The March edition of Bank of America Merrill Lynch’s monthly investor survey was released on Tuesday, and it revealed several things that I think can help investors going forward.
While I have been cautious about the post-Christmas rally and whether or not it could continue, the BAML survey showed that investment managers are also cautious. The survey was conducted between March 8 and March 14, and there were 239 panelists involved in the survey. The respondents manage $664 billion in assets.
The survey revealed that the appetite for risk continues to fall as suggested by global equity allocations falling to their lowest level since September 2016. The equity allocation has been falling for several months now, and it makes me wonder what is driving stocks higher.
The second item of note about the survey was that the respondents felt the “most crowded” trade were bearish bets against European stocks. It is the first time in history this scenario has been considered the most crowded trade.
European markets have faced a great deal of uncertainty over the past year with slowing growth in the region and Britain’s exit from the European Union, but investors may have been too pessimistic. Using the iShares MSCI Eurozone ETF (NYSE: EZU) as a barometer for the overall European market, European equities underperformed the S&P 500, but did beat China’s market in 2018.
Since Christmas, when global markets started to bounce back, the EZU has been in lock-step with the S&P. The S&P is up 14.8% and the EZU is up 13.4%. The Shanghai composite has led the way since Christmas with a gain of almost 24%.
The last thing we learned from the BAML survey is that the investment managers view the economic slowdown in China as the biggest risk. The slowdown supplanted the trade war between the U.S. and China as the biggest risk, and the trade war had topped the said list for nine straight months.
Recent progress in the negotiations between the U.S. and China are obviously impacting the responses. While there hasn’t been a deal announced yet, the negotiations seem to be moving in the right direction since the first of the year. At the same time, there have been additional economic reports showing that China’s economy continues to slow and the People’s Bank of China has taken steps to ease the slowing using monetary policy while the government is also taking action via fiscal policy.
What all of these developments tell me is that it looks like the rally from the last few months still has some legs to it with so much money on the sidelines.
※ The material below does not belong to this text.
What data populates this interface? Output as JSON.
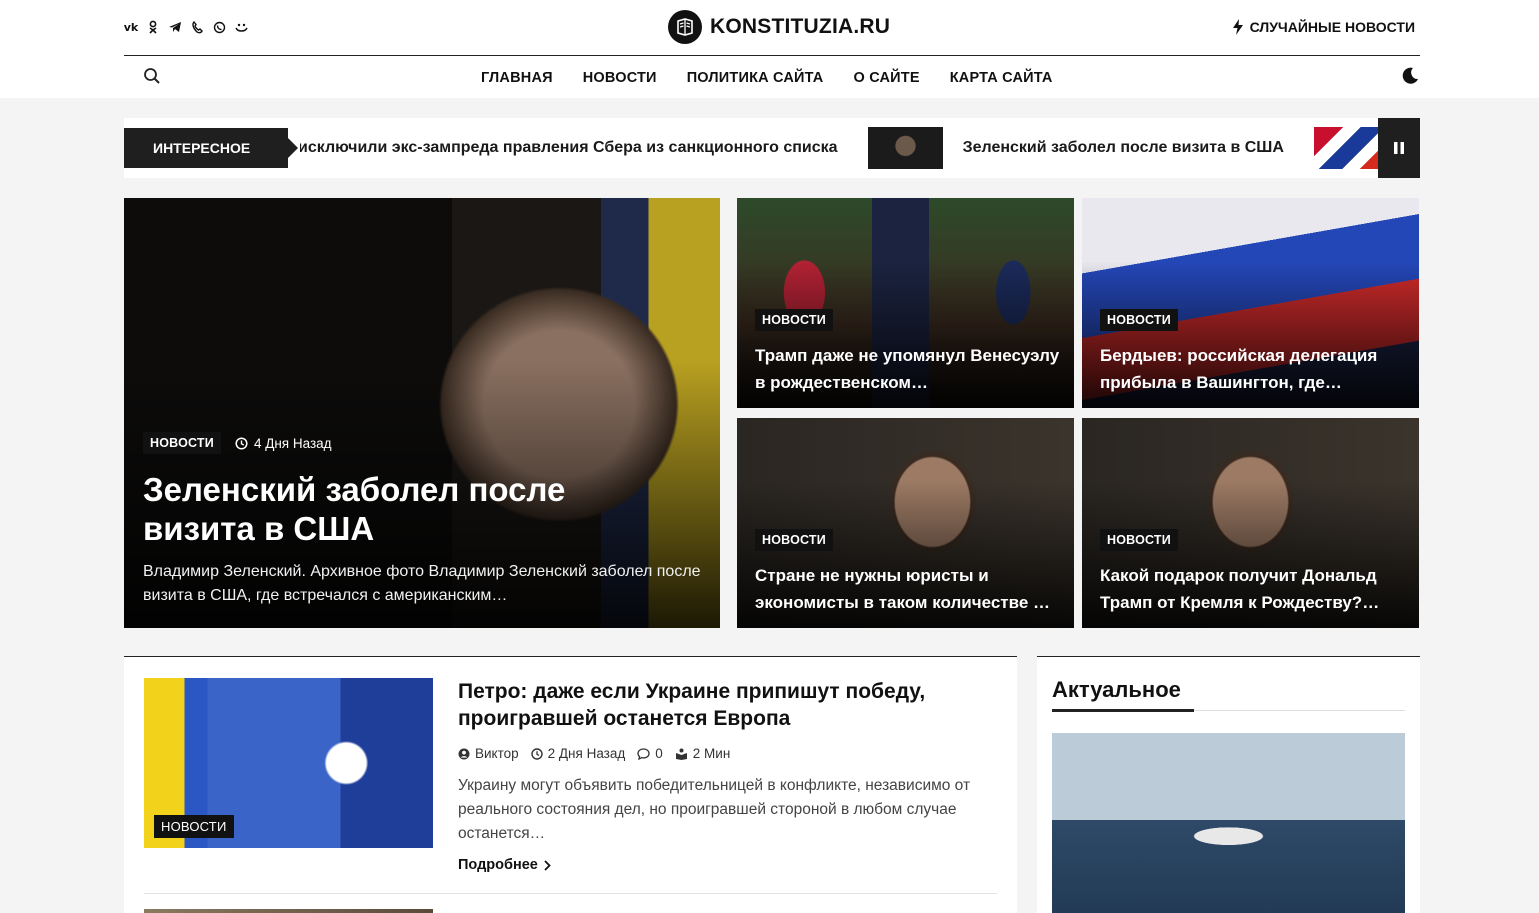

If major investment managers are lowering equity allocations and the market is still moving higher, that is a great sign that the market can continue higher for a while. The extreme pessimism toward European equities suggests that the region’s stocks may outperform other developed markets in the coming year.
Of course, I am taking a contrarian view here, and that view comes from almost 20 years of analyzing the market. Any time you have extreme optimism toward a stock or a market, I become cautious about it. Any time there is extreme pessimism, I tend to become more optimistic about the stock or the market. I should couch those last statements with one caveat—as long as the sentiment isn’t warranted based on the fundamentals.
Let me explain that caveat a little. If a company is seeing earnings decline quarter after quarter while sales are also declining, that is a situation where pessimism is warranted. If an economy is weakening or has entered a recession, pessimism toward the equities of that economy is likely warranted.
In the case of Europe, the economy has been slowing, but the region hasn’t entered into a recession. In this case, I think some of the pessimism was warranted, but not to the degree that we have seen in the past year. Once this pessimism starts to decline and some investors turn optimistic toward European equities, this will help drive stock prices higher.
My overall take is that we will likely see global stocks continue to rally for a little while longer. There is too much cash on the sidelines already for the markets to fall sharply, like they did in the fourth quarter. Because of the extreme pessimism toward Europe, I would expect the EZU to outperform the S&P for the next few quarters.